La ligne menée de l’étoile principale vers le nord marque l’origine, c’est-à-dire 0 degré. Par conséquent, la ligne perpendiculaire menée à droite vers l’est marque le premier angle droit, ou 90 degrés ; la ligne menée au sud, et qui n’est que le prolongement de la première, marque le 2e angle droit ou 180 degrés ; enfin la ligne menée à l’ouest, et qui est le prolongement de la seconde, marque le 3e angle droit ou 270 degrés. On voit que si l’étoile secondaire est juste au nord de la principale, sa position est de 0 degré. Si elle est juste à l’est, sa position est 90 degrés. Si elle est entre ces deux directions, sa position est de 45 degrés, etc.

Un appareil spécial, auquel on a donné le nom de micromètre, sert à prendre cet angle de position ainsi que la distance qui sépare les deux étoiles l’une de l’autre.

Appliquons cette méthode de mesure à l’étoile double que nous avons choisie pour exemple.

Dirigeons la lunette sur elle, et mesurons l’angle de position et la distance des deux étoiles. Nous trouvons que l’étoile secondaire est actuellement, en 1874, au sud de l’étoile principale et à droite de la ligne nord-sud ou 0°-180° (voy. la figure en plaçant verticalement cette ligne 0°-180° et le zéro en bas). L’étoile secondaire est en haut pendant ces années-ci, parcourant les positions où elle se trouvait déjà vers 1840. Comme nous comptons les angles en allant vers la droite et en faisant le tour, en passant par 90, 180 et 270, nous voyons que l’angle de position cherché est actuellement, en 1874, égal à 160 degrés environ.

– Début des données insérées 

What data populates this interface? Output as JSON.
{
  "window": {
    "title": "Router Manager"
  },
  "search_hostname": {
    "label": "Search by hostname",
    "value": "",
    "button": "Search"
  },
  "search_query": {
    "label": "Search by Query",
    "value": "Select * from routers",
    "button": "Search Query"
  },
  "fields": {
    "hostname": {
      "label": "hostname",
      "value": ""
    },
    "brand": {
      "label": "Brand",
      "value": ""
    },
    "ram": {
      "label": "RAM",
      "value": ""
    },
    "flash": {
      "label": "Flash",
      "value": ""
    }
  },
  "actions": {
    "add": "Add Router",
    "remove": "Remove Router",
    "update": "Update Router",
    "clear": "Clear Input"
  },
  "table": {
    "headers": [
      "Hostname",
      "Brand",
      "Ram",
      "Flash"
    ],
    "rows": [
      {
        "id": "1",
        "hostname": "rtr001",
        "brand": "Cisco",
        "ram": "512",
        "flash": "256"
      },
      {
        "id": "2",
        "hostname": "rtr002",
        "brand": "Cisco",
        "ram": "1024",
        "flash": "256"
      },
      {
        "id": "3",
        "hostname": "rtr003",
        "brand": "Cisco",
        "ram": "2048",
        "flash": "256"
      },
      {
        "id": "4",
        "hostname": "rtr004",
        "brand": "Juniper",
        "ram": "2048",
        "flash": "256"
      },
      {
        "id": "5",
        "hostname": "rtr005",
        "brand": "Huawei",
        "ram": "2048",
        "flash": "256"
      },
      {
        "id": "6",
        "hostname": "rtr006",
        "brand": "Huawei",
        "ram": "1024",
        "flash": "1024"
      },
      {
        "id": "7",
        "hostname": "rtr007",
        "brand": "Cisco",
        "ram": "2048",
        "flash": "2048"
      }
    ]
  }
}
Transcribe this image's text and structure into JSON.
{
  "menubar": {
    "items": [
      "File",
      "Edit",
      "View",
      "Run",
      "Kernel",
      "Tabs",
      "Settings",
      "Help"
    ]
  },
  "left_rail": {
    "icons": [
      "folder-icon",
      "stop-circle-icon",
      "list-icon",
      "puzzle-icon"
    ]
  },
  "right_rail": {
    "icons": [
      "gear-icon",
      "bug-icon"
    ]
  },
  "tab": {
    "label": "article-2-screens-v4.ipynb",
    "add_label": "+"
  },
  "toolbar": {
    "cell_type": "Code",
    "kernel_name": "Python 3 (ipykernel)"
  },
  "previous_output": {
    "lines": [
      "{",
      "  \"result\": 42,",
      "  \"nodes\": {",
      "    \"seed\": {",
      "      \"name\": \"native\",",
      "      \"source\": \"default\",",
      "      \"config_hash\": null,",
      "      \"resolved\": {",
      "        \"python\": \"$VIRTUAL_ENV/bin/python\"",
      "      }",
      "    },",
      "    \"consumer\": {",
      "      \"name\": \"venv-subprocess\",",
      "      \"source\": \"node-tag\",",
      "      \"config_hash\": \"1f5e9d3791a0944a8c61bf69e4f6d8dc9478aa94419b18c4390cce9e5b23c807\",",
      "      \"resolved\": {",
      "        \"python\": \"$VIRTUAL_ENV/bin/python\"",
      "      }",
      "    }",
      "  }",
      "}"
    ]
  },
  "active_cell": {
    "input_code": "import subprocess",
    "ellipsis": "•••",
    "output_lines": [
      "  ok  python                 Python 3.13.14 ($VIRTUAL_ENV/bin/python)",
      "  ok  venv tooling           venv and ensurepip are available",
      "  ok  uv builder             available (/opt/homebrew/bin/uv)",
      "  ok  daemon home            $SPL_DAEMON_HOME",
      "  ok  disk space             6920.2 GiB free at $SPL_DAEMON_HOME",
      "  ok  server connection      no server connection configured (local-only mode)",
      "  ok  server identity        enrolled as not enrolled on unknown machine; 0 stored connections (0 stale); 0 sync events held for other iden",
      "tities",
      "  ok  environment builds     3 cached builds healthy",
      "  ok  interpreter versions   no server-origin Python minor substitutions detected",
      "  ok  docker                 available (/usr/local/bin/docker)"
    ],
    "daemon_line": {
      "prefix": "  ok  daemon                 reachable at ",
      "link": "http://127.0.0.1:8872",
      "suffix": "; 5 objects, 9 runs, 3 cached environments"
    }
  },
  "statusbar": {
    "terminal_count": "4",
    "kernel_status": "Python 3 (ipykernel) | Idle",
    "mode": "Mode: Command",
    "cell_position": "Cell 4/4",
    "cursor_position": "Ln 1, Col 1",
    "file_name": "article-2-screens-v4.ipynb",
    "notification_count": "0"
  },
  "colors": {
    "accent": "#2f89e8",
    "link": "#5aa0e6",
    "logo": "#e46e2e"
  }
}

Pour connaître le mouvement de cette étoile, cherchons quelle place on a constatée il y a dix ans, vingt ans et davantage, nous trouvons que :

En 1868, l’angle était de  220 degrés ;
en 1862, 0
en 1857, 60
en 1852, 84
en 1847, 111
en 1842, 145
en 1837, 175
en 1832, 220
en 1826, 23

Nous avons par là une première idée de sa révolution, puisque nous voyons que de 1832 à 1868 elle était revenue à peu près au même point. Pour déterminer aussi rigoureusement que possible la durée de cette révolution et la forme de son mouvement, il faut continuer ces recherches sans s’arrêter à ce petit nombre, relever toutes les mesures de positions et de distances qui ont été faites par les astronomes des différents pays, les discuter, afin de sentir quelles sont les plus sûres et les plus exactes, choisir de préférence celles qui représentent les moyennes d’un plus grand nombre d’observations, et lorsqu’on possède un ensemble d’observations suffisant pour construire l’orbite, essayer celle qui répond le mieux à cet ensemble.

L’étoile double ζ d’Hercule offre les meilleurs conditions pour la solution du problème. En relevant toutes les observations et en plaçant l’étoile secondaire aux positions constatées, on ne tarde pas à reconnaître qu’elle se meut le long d’une ellipse. La figure qui se rapproche le plus de la réalité est naturellement celle qui passe par le plus grand nombre possible de positions observées. C’est celle que j’ai construite et que je reproduis ici.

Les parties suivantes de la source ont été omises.